キスの後、ちょっときごちなくなってしまったけど、あきらくんが起きて状況は一変した。
俺と一緒に寝ると言い出してくれて、特別室だから良かったものの、かなり賑やかに淳子さんと走り回ってた。
せっかく淳子さんが朝まで居てくれるんだから、たくさん話したいと思ってたのに、気が付いたら朝だった。

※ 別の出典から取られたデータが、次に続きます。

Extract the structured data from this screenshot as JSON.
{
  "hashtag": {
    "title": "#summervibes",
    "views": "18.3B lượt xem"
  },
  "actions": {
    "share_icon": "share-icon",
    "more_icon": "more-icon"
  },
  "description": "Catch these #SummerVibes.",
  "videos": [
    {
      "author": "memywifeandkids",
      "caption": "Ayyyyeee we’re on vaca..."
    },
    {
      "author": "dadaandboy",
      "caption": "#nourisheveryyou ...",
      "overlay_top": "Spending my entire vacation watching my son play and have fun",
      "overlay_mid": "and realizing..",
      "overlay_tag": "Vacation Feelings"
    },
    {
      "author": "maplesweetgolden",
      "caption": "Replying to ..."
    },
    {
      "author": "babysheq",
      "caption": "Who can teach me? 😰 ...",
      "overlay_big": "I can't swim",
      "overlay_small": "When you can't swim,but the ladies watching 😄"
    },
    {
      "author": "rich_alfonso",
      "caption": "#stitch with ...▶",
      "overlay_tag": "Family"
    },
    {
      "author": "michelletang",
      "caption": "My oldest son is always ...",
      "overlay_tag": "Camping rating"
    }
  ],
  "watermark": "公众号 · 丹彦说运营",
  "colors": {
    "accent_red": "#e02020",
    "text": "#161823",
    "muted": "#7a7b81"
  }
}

あきらくんは俺にしがみついてくれてて、淳子さんが、居ない。
あきらくんを起こさないようにベットの真ん中に移動させて、ゆっくり部屋を出ようとした時、扉に影ができた。
引き戸を開けると淳子さんが、袋を持って立ってる。
淳子:「太輔くん!おはよー♪立って大丈夫?」
淳子:「朝ごはん買って来た。ご飯かな?パンかな?そもそも食べる?食べれる?」
言いながら部屋のソファに座った。
淳子:「コンビニのオニギリなんて久しぶりやなぁ♪病院食もどんなんか気になったけどな。ふふ」
嬉しそうに、買ってきたものをテーブルに並べてる。
淳子さんの隣に座ると、彼女が一瞬緊張したのがわかった。
背中まである彼女の長い髪を触ろうとしたらあきらくんがムクッと起き上がって、笑顔で両手を広げた。